I was in the oldest bookstore in Istanbul, when a green book about Ayurvedic medicine with a stale sort of cover and tattered pages captured my attention. Ayurveda is a form of ancient Indian herbalist healing that seeks to maintain a balance between body and soul through healthy living practices. After further study of Ayurveda, I see that a combination of Ayurvedic and western practices has the potential to provide healthcare that best reflects people’s values and beliefs.

After a long search, I managed to get an appointment with a Turkish doctor in Istanbul who practiced Ayurveda. Thrilled by my enthusiasm, he kindly let me observe his clinic and patients for a couple of days. He showed me that what he was doing wasn’t magic, but rather providing people with a healthy lifestyle to prevent any future diseases. He described Ayurveda as “a combination” of herbs and healing methods with a focus on changing personal perspective through yoga and meditation.

My encounter with Ayurveda was not only enlightening, but also prompted me to think more about the world of alternative medicine. I started up a project with my high school social science teachers in Istanbul to test the reliability of some Ayurvedic practices. We were fascinated by herbalism, traditional plant-based medecine, but the modern day application of this concept still remained questionable. While western medicine is rapidly improving, people are nonetheless tending towards alternative medicine that includes herbs, homeopathy, yoga, and acupuncture. But you cannot equate Ayurveda with every current application of alternative medicine: low-cholesterol diets or pills made of dubious herbal substances are a fake representation of these practices.
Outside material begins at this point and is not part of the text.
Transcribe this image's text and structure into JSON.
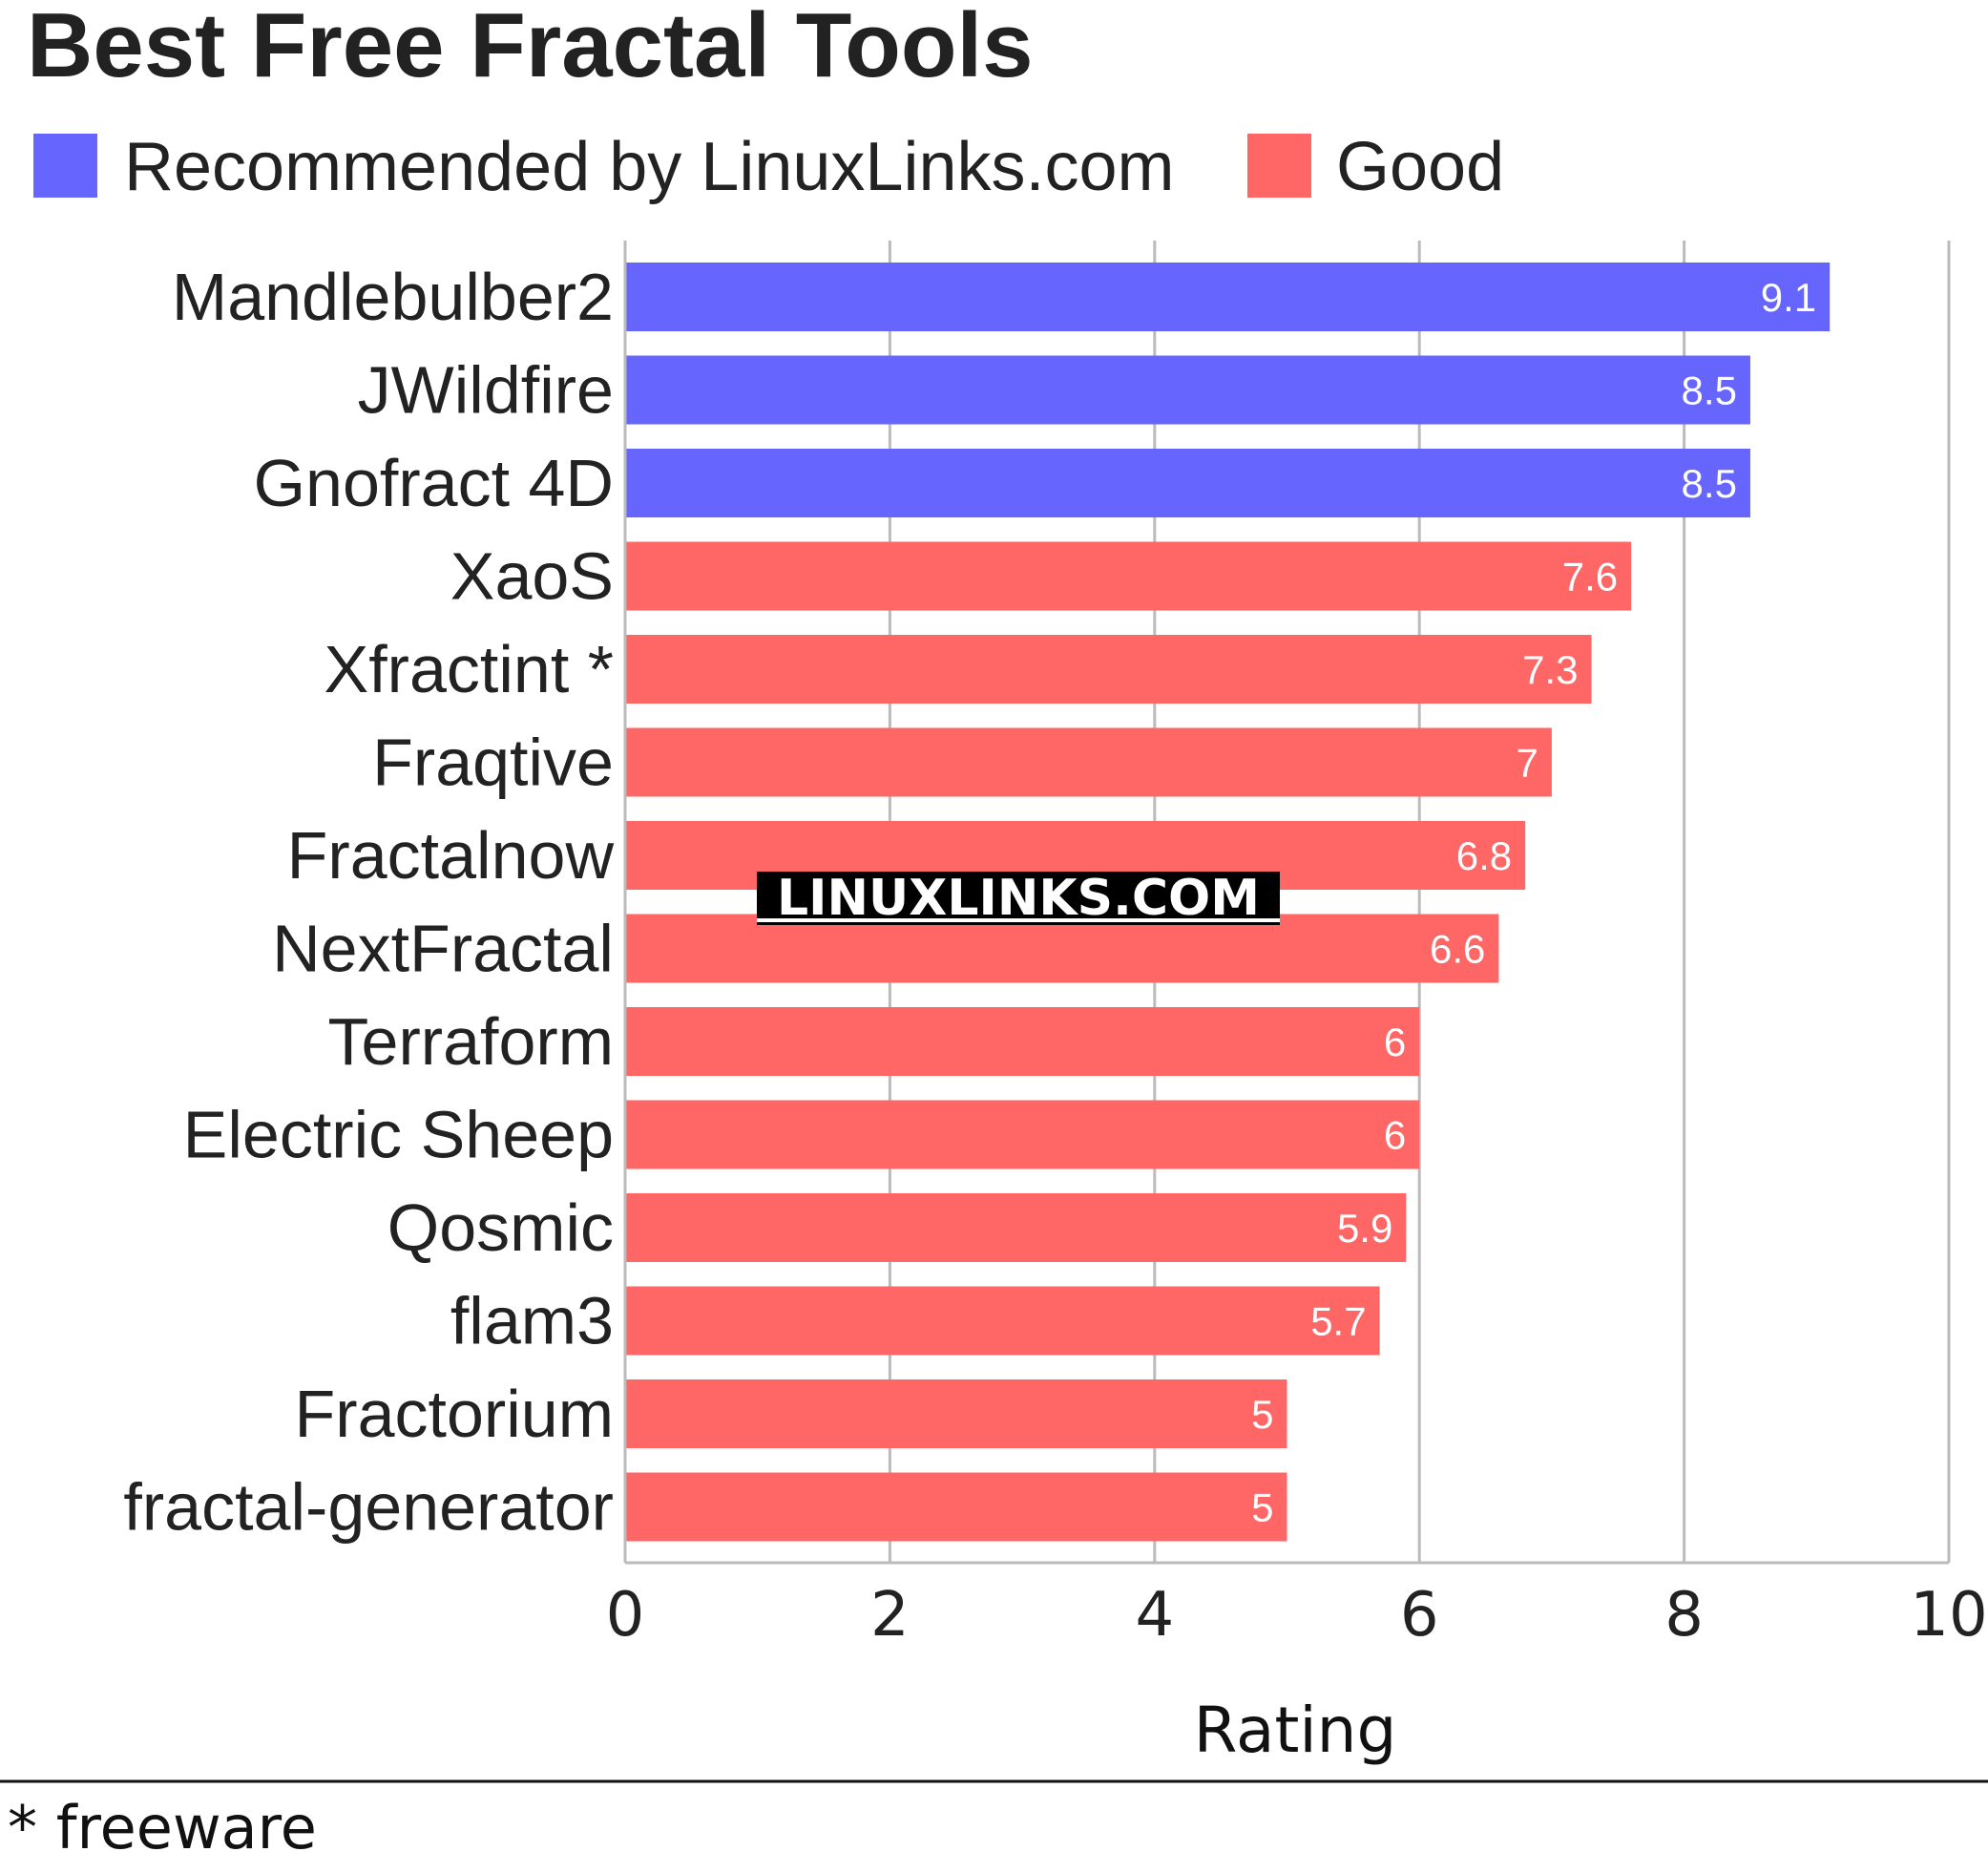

My experience visiting the Turkish doctor proved some of my concerns right. I was so fascinated by herbalism—but I was deeply disappointed when I saw the doctor take six different pills everyday. “Taking vitamin pills is nonsense, for we always have the option of eating fruits instead,” the doctor told his patients. But when I asked him why he was taking six different pills everyday, he said “you cannot trust herbs these days.”

The doctor’s disloyalty to the principles of Ayurveda made me even more curious. The power of western methods is undeniable, but isn’t it the same technology that helped the study of medicine improve and caused the increase in sicknesses, such as cancer, over the past 30 years? It is for this reason that Ayurvedic practices emphasize a lifestyle that discourages the excessive use of electronic devices, such as smart phones that produce cancer-causing radiation. Maybe the doctor really believed in the positive effects of herbalism, but in an increasingly technological world, perhaps he wasn’t able to find herbs real and natural enough—untainted by GMOS and pesticides—to effectively practice his medicine.

After reading books about Ayurveda, gene modification of foods, and alternative medicine, my dream is to learn more about the chemical background of these medicines. I envision establishing a clinic-institution where people can learn about the different medicinal methods beings used all over the world to treat and cure diseases, observe the experiments being done with these herbs, and find the healthcare that better reflects their values and beliefs. In this institution, people would have the chance to exercise and learn about healthy living. In this way, they would alter their perspective of life—in this metropolitan world, they will have a chance to literally see the results of different methods used for diseases and healthy living, and thus choose the best healthcare practices for themselves.

Muhtar is a member of the class of 2014.